The collage shows the first 60 days when most of the development occurs.
Above is how the pod looked just before it split open. I thought there was something wrong with it, since it looked brown and mushy (think of the texture of a vanilla bean) . The drying seems to be the final stage of ripening that causes the pod to split open.
Due to the genetics of plumeria, seeds of pink cultivars, like this one, or red, produce the most variation in their offspring. Seeds from the classic white are more likely to produce 50% white offspring.
The unseasonably cool month of May brought us over seven inches of rain, almost two inches above average. The combination of cooler temperatures, rain, and cloudy days kept my plumerias languishing in dormancy. I feel like they hate me because they are almost a month behind schedule.
The back row is my blooming size plumerias. L to R. Orange blossom special w/seed pod, Ammaron’s curly white, J.L. Pink Pansy, and Miami Rose.
Front L to R. Four one year old seedlings, White Shell, which just underwent an emergency repot, looks like there might be some blacktip preventing the claw from opening. Hopefully it will improve since the application of Immunox. In the front right is a seedling of Celadine.
One of the exciting things happening right now is the seed pod is finally at the final stages of ripening after nine long months. I found a thigh high just in time to cover the pod before it started to split open. A regular pair of pantyhose would probably work even better, because the crotch could pull directly over the branch supporting the pod, but, by all means use whatever you have on hand!
At first, I thought the pod was rotting, as it blackened, wrinkled, and looked like just going mushy. Then when I looked closely I saw the bottom of the pod was splitting open. This is so exciting! I now publicly pledge, “I will sprout no more than 10 plumeria seeds.”
The seed pod on my plumeria has been quickly developing, since it was pollinated about a month ago. At three weeks the two follicles of the seed pod abruptly split apart.
According to the Plumeria Society of America, flowers can be pollinated by thrips, moths, butterflies, and hummingbirds, or self-pollinated by the wind. Thrips can crawl inside the narrow tubular receptacle to transfer pollen to the pistil tucked deep inside the flower.

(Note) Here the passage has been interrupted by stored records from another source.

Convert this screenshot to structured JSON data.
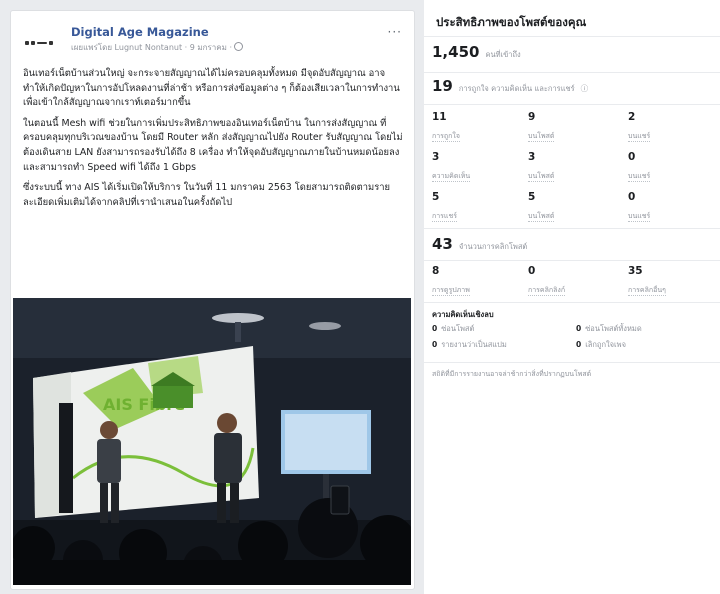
{
  "post": {
    "page_name": "Digital Age Magazine",
    "meta": "เผยแพร่โดย Lugnut Nontanut · 9 มกราคม ·",
    "more": "···",
    "paragraphs": [
      "อินเทอร์เน็ตบ้านส่วนใหญ่ จะกระจายสัญญาณได้ไม่ครอบคลุมทั้งหมด มีจุดอับสัญญาณ อาจทำให้เกิดปัญหาในการอัปโหลดงานที่ล่าช้า หรือการส่งข้อมูลต่าง ๆ ก็ต้องเสียเวลาในการทำงานเพื่อเข้าใกล้สัญญาณจากเราท์เตอร์มากขึ้น",
      "ในตอนนี้ Mesh wifi ช่วยในการเพิ่มประสิทธิภาพของอินเทอร์เน็ตบ้าน ในการส่งสัญญาณ ที่ครอบคลุมทุกบริเวณของบ้าน โดยมี Router หลัก ส่งสัญญาณไปยัง Router รับสัญญาณ โดยไม่ต้องเดินสาย LAN ยังสามารถรองรับได้ถึง 8 เครื่อง ทำให้จุดอับสัญญาณภายในบ้านหมดน้อยลง และสามารถทำ Speed wifi ได้ถึง 1 Gbps",
      "ซึ่งระบบนี้ ทาง AIS ได้เริ่มเปิดให้บริการ ในวันที่ 11 มกราคม 2563 โดยสามารถติดตามรายละเอียดเพิ่มเติมได้จากคลิปที่เรานำเสนอในครั้งถัดไป"
    ],
    "photo_sign": "AIS Fibre"
  },
  "insights": {
    "title": "ประสิทธิภาพของโพสต์ของคุณ",
    "reach": {
      "value": "1,450",
      "label": "คนที่เข้าถึง"
    },
    "engagement": {
      "value": "19",
      "label": "การถูกใจ ความคิดเห็น และการแชร์"
    },
    "stats": [
      {
        "value": "11",
        "label": "การถูกใจ"
      },
      {
        "value": "9",
        "label": "บนโพสต์"
      },
      {
        "value": "2",
        "label": "บนแชร์"
      },
      {
        "value": "3",
        "label": "ความคิดเห็น"
      },
      {
        "value": "3",
        "label": "บนโพสต์"
      },
      {
        "value": "0",
        "label": "บนแชร์"
      },
      {
        "value": "5",
        "label": "การแชร์"
      },
      {
        "value": "5",
        "label": "บนโพสต์"
      },
      {
        "value": "0",
        "label": "บนแชร์"
      }
    ],
    "clicks": {
      "value": "43",
      "label": "จำนวนการคลิกโพสต์"
    },
    "click_stats": [
      {
        "value": "8",
        "label": "การดูรูปภาพ"
      },
      {
        "value": "0",
        "label": "การคลิกลิงก์"
      },
      {
        "value": "35",
        "label": "การคลิกอื่นๆ"
      }
    ],
    "negative": {
      "title": "ความคิดเห็นเชิงลบ",
      "items": [
        {
          "value": "0",
          "label": "ซ่อนโพสต์"
        },
        {
          "value": "0",
          "label": "ซ่อนโพสต์ทั้งหมด"
        },
        {
          "value": "0",
          "label": "รายงานว่าเป็นสแปม"
        },
        {
          "value": "0",
          "label": "เลิกถูกใจเพจ"
        }
      ]
    },
    "note": "สถิติที่มีการรายงานอาจล่าช้ากว่าสิ่งที่ปรากฏบนโพสต์"
  }
}
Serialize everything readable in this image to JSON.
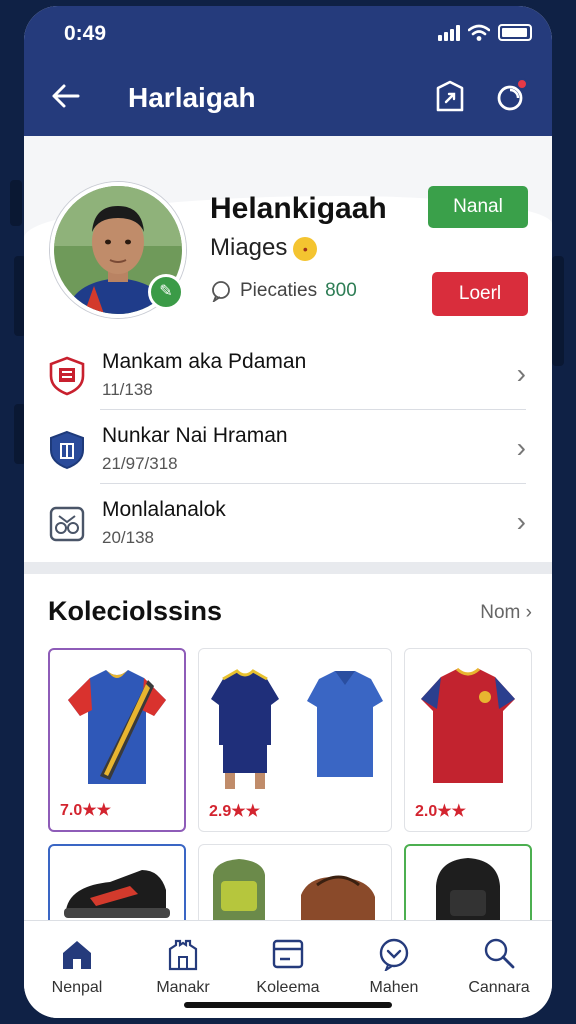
{
  "status": {
    "time": "0:49"
  },
  "header": {
    "title": "Harlaigah"
  },
  "profile": {
    "name": "Helankigaah",
    "subtitle": "Miages",
    "stat_label": "Piecaties",
    "stat_value": "800",
    "primary_button": "Nanal",
    "secondary_button": "Loerl",
    "colors": {
      "green": "#3aa04a",
      "red": "#d92d3c",
      "header": "#253b7c"
    }
  },
  "list": [
    {
      "title": "Mankam aka Pdaman",
      "sub": "11/138",
      "icon": "shield-emblem-red"
    },
    {
      "title": "Nunkar Nai Hraman",
      "sub": "21/97/318",
      "icon": "shield-emblem-blue"
    },
    {
      "title": "Monlalanalok",
      "sub": "20/138",
      "icon": "crest-emblem-gray"
    }
  ],
  "collection": {
    "title": "Koleciolssins",
    "more": "Nom",
    "items": [
      {
        "rating": "7.0★★",
        "kind": "jersey-with-scarf"
      },
      {
        "rating": "2.9★★",
        "kind": "kit-navy-and-polo-blue"
      },
      {
        "rating": "2.0★★",
        "kind": "jersey-red"
      },
      {
        "rating": "",
        "kind": "shoe"
      },
      {
        "rating": "",
        "kind": "bags"
      },
      {
        "rating": "",
        "kind": "backpack"
      }
    ]
  },
  "nav": [
    {
      "label": "Nenpal",
      "icon": "home-icon",
      "active": true
    },
    {
      "label": "Manakr",
      "icon": "stadium-icon",
      "active": false
    },
    {
      "label": "Koleema",
      "icon": "card-icon",
      "active": false
    },
    {
      "label": "Mahen",
      "icon": "heart-chat-icon",
      "active": false
    },
    {
      "label": "Cannara",
      "icon": "search-icon",
      "active": false
    }
  ]
}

Hummingbirds, which are integal to the pollination of deep-throated flowers, are able to stick their long tongues inside the narrow tube of the flower. In the past I tried to hand pollinate the flowers, as the great amateur hybridizer William Moragne, Sr., did in the 1950s, with no luck.
After four weeks the follicles are beginning to swell noticibly as the cells enlarge, filling themselves with water. Since pollination the pedicle, the base of the flower attached to the infloresence, has swelled and hardened-off to support the weight of the developing seeds.
Right now, I’m expecting the seeds to be ready for dispersal some time after next June, which would be exactly eight months. Each follicle will ripen into a separate pod, containing anywhere from 20 to over 100 seeds, depending on the vigor of the cultivar, which can vary greatly. The pods will continue to mature while the plant is dormant. I’ve already brought my plumerias inside, since it’s been in the 40s during the night.